= Pentangle (puzzle supplier) =

Mechanical puzzle distribution company

Pentangle, later Pentangle Puzzles, was a British manufacturer and distributor of burr puzzles and other mechanical puzzles. It operated in the UK from 1971 until 2018. It was best known as the first company to distribute what became called "Rubik's Cube" outside Hungary.

== Early history ==

Pentangle was set up as a family business by Ron Cook. It operated from premises in Over Wallop in rural Hampshire, England, originally with seven employees including Cook's wife, daughter and son.

It was registered as a company in 1971, by Cook and his business partner James Dalgety, with the name Paradox Engineering Ltd. to avoid infringing the rights of the band Pentangle. It traded as Pentangle.

Pentangle's first product was a burr puzzle, the Woodchuck puzzle, whose object was to assemble 24 wooden pieces into an octahedral shape. It sold hundreds of thousands of these. Pentangle eventually made a total of 314 different burr puzzles, and from 1979 made and sold the "Chinese Cross", a compendium of 42 pieces including all the pieces required to assemble any of these puzzles.

Pentangle also made disentanglement puzzles, most famously the Double Treble Clef puzzle, and sliding block and other puzzles.
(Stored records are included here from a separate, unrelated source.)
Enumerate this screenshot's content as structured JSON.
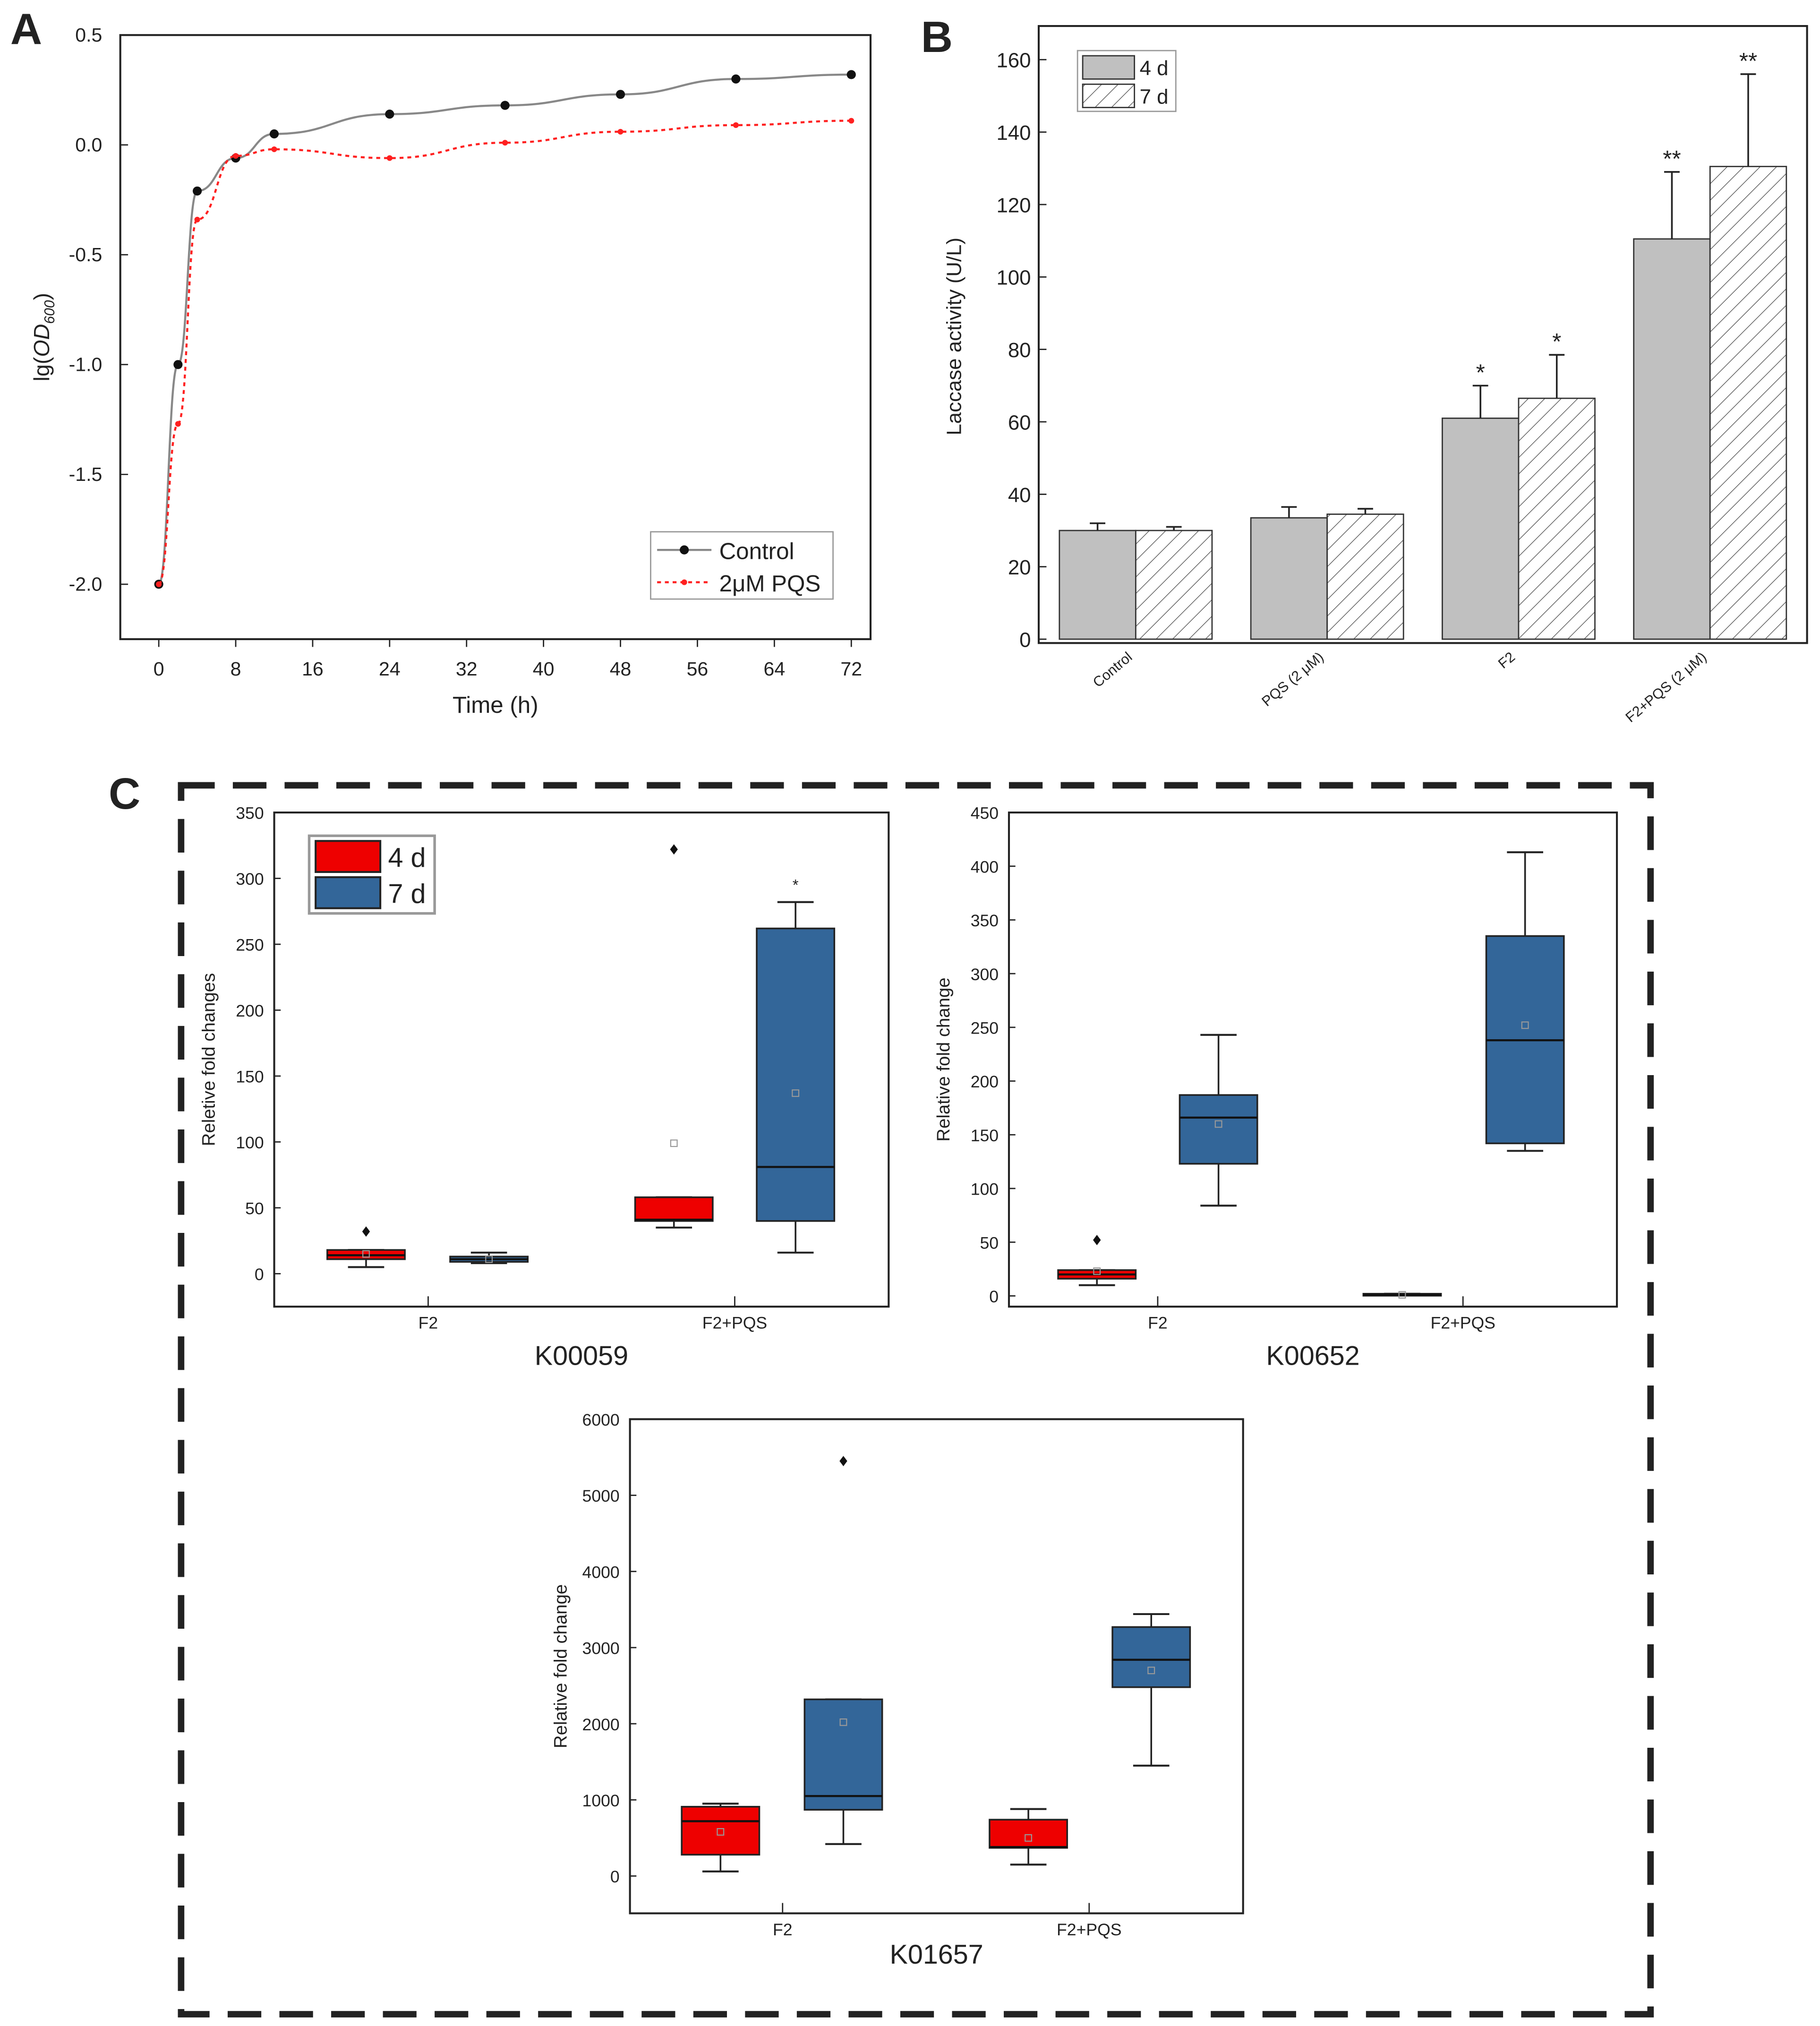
{
  "colors": {
    "control": "#111111",
    "pqs": "#ff2020",
    "gray_bar": "#c0c0c0",
    "red_box": "#ee0000",
    "blue_box": "#336699"
  },
  "chart_data": [
    {
      "panel": "A",
      "type": "line",
      "xlabel": "Time (h)",
      "ylabel": "lg(OD600)",
      "ylabel_main": "lg(",
      "ylabel_italic": "OD",
      "ylabel_sub": "600",
      "ylabel_close": ")",
      "xlim": [
        -4,
        74
      ],
      "ylim": [
        -2.25,
        0.5
      ],
      "xticks": [
        0,
        8,
        16,
        24,
        32,
        40,
        48,
        56,
        64,
        72
      ],
      "xtick_labels": [
        "0",
        "8",
        "16",
        "24",
        "32",
        "40",
        "48",
        "56",
        "64",
        "72"
      ],
      "yticks": [
        0.5,
        0.0,
        -0.5,
        -1.0,
        -1.5,
        -2.0
      ],
      "ytick_labels": [
        "0.5",
        "0.0",
        "-0.5",
        "-1.0",
        "-1.5",
        "-2.0"
      ],
      "legend": "bottom-right",
      "series": [
        {
          "name": "Control",
          "x": [
            0,
            2,
            4,
            8,
            12,
            24,
            36,
            48,
            60,
            72
          ],
          "y": [
            -2.0,
            -1.0,
            -0.21,
            -0.06,
            0.05,
            0.14,
            0.18,
            0.23,
            0.3,
            0.32
          ]
        },
        {
          "name": "2μM PQS",
          "x": [
            0,
            2,
            4,
            8,
            12,
            24,
            36,
            48,
            60,
            72
          ],
          "y": [
            -2.0,
            -1.27,
            -0.34,
            -0.05,
            -0.02,
            -0.06,
            0.01,
            0.06,
            0.09,
            0.11
          ]
        }
      ]
    },
    {
      "panel": "B",
      "type": "bar",
      "ylabel": "Laccase activity  (U/L)",
      "ylim": [
        0,
        169
      ],
      "yticks": [
        0,
        20,
        40,
        60,
        80,
        100,
        120,
        140,
        160
      ],
      "ytick_labels": [
        "0",
        "20",
        "40",
        "60",
        "80",
        "100",
        "120",
        "140",
        "160"
      ],
      "categories": [
        "Control",
        "PQS (2 μM)",
        "F2",
        "F2+PQS (2 μM)"
      ],
      "legend": "top-left",
      "series": [
        {
          "name": "4 d",
          "values": [
            30,
            33.5,
            61,
            110.5
          ],
          "errors": [
            2,
            3,
            9,
            18.5
          ],
          "annotations": [
            "",
            "",
            "*",
            "**"
          ]
        },
        {
          "name": "7 d",
          "values": [
            30,
            34.5,
            66.5,
            130.5
          ],
          "errors": [
            1,
            1.5,
            12,
            25.5
          ],
          "annotations": [
            "",
            "",
            "*",
            "**"
          ]
        }
      ]
    },
    {
      "panel": "C",
      "type": "box",
      "title": "K00059",
      "ylabel": "Reletive fold changes",
      "ylim": [
        -25,
        350
      ],
      "yticks": [
        0,
        50,
        100,
        150,
        200,
        250,
        300,
        350
      ],
      "ytick_labels": [
        "0",
        "50",
        "100",
        "150",
        "200",
        "250",
        "300",
        "350"
      ],
      "categories": [
        "F2",
        "F2+PQS"
      ],
      "legend": "top-left",
      "series": [
        {
          "name": "4 d",
          "boxes": [
            {
              "min": 5,
              "q1": 11,
              "median": 14,
              "q3": 18,
              "max": 18,
              "mean": 15,
              "outliers": [
                32
              ]
            },
            {
              "min": 35,
              "q1": 40,
              "median": 41,
              "q3": 58,
              "max": 58,
              "mean": 99,
              "outliers": [
                322
              ]
            }
          ]
        },
        {
          "name": "7 d",
          "boxes": [
            {
              "min": 8,
              "q1": 9,
              "median": 11,
              "q3": 13,
              "max": 16,
              "mean": 11,
              "outliers": []
            },
            {
              "min": 16,
              "q1": 40,
              "median": 81,
              "q3": 262,
              "max": 282,
              "mean": 137,
              "outliers": [],
              "annotation": "*",
              "annotation_y": 297
            }
          ]
        }
      ]
    },
    {
      "panel": "C",
      "type": "box",
      "title": "K00652",
      "ylabel": "Relative fold change",
      "ylim": [
        -10,
        450
      ],
      "yticks": [
        0,
        50,
        100,
        150,
        200,
        250,
        300,
        350,
        400,
        450
      ],
      "ytick_labels": [
        "0",
        "50",
        "100",
        "150",
        "200",
        "250",
        "300",
        "350",
        "400",
        "450"
      ],
      "categories": [
        "F2",
        "F2+PQS"
      ],
      "series": [
        {
          "name": "4 d",
          "boxes": [
            {
              "min": 10,
              "q1": 16,
              "median": 20,
              "q3": 24,
              "max": 24,
              "mean": 23,
              "outliers": [
                52
              ]
            },
            {
              "min": 1,
              "q1": 1,
              "median": 1,
              "q3": 2,
              "max": 2,
              "mean": 1,
              "outliers": []
            }
          ]
        },
        {
          "name": "7 d",
          "boxes": [
            {
              "min": 84,
              "q1": 123,
              "median": 166,
              "q3": 187,
              "max": 243,
              "mean": 160,
              "outliers": []
            },
            {
              "min": 135,
              "q1": 142,
              "median": 238,
              "q3": 335,
              "max": 413,
              "mean": 252,
              "outliers": []
            }
          ]
        }
      ]
    },
    {
      "panel": "C",
      "type": "box",
      "title": "K01657",
      "ylabel": "Relative fold change",
      "ylim": [
        -490,
        6000
      ],
      "yticks": [
        0,
        1000,
        2000,
        3000,
        4000,
        5000,
        6000
      ],
      "ytick_labels": [
        "0",
        "1000",
        "2000",
        "3000",
        "4000",
        "5000",
        "6000"
      ],
      "categories": [
        "F2",
        "F2+PQS"
      ],
      "series": [
        {
          "name": "4 d",
          "boxes": [
            {
              "min": 60,
              "q1": 280,
              "median": 720,
              "q3": 910,
              "max": 950,
              "mean": 580,
              "outliers": []
            },
            {
              "min": 150,
              "q1": 370,
              "median": 380,
              "q3": 740,
              "max": 880,
              "mean": 500,
              "outliers": []
            }
          ]
        },
        {
          "name": "7 d",
          "boxes": [
            {
              "min": 420,
              "q1": 870,
              "median": 1050,
              "q3": 2320,
              "max": 2320,
              "mean": 2020,
              "outliers": [
                5450
              ]
            },
            {
              "min": 1450,
              "q1": 2480,
              "median": 2840,
              "q3": 3270,
              "max": 3440,
              "mean": 2700,
              "outliers": []
            }
          ]
        }
      ]
    }
  ],
  "panel_labels": {
    "a": "A",
    "b": "B",
    "c": "C"
  }
}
In 1976, a wooden puzzle designed by Pentangle for the World Wildlife Fund to offer in its catalogue was expected to sell no more than 3000 copies. But within three weeks of publication 16,000 orders had been received.

== The Magic Cube ==

A Rubik's Cube (probably of more recent manufacture than those distributed by Pentangle)

In December 1977 a Hungarian puzzle collector, Tibor Szentiványi, told Dalgety about a new puzzle: Bűvös Kocka, initially known in English as the Magic Cube.
In June 1979 Professor David Singmaster, who had first seen the cube at a mathematics conference in Helsinki in 1978, wrote an article in The Observer praising and recommending the cube. Pentangle was now able to sell 20,000 Magic Cubes a year at about £5 each.

However, later in 1979 another branch of the Hungarian government revoked the deal with Pentangle, and did a deal with Ideal Toys in the US. Ideal Toys agreed that Pentangle could sell what it now renamed as "Rubik's Cube" in the UK as a gift, but not as a toy.

== Later history ==
In 1982 public interest in Rubik's Cube, and in mechanical puzzles generally, plummeted. Dalgety then left Pentangle.

By 1986, Pentangle Puzzles had manufactured over 200 different mechanical puzzles. In 1996 the Pentangle range included more than 40 lines, and the workshop in Over Wallop was producing 3000 puzzles a week, half of which were exported from the UK. Cook developed a sideline in producing branded puzzles for large companies to give as Christmas gifts. One such puzzle, designed for ICI, was called "Excalibur": a sword-shaped letter-opener in a block of wood. The puzzle was, first to release the "sword" from the "stone", and then to decrypt the inscription on its blade so as to learn how to claim a prize.

In 2000, the name of the company was changed to "Payday Games Limited". In 2009 Cook sold the company to Timothy Dixon, who changed its name to "Pentangle Puzzles Limited". Pentangle Puzzles Limited ceased trading in 2018, and was liquidated in 2019.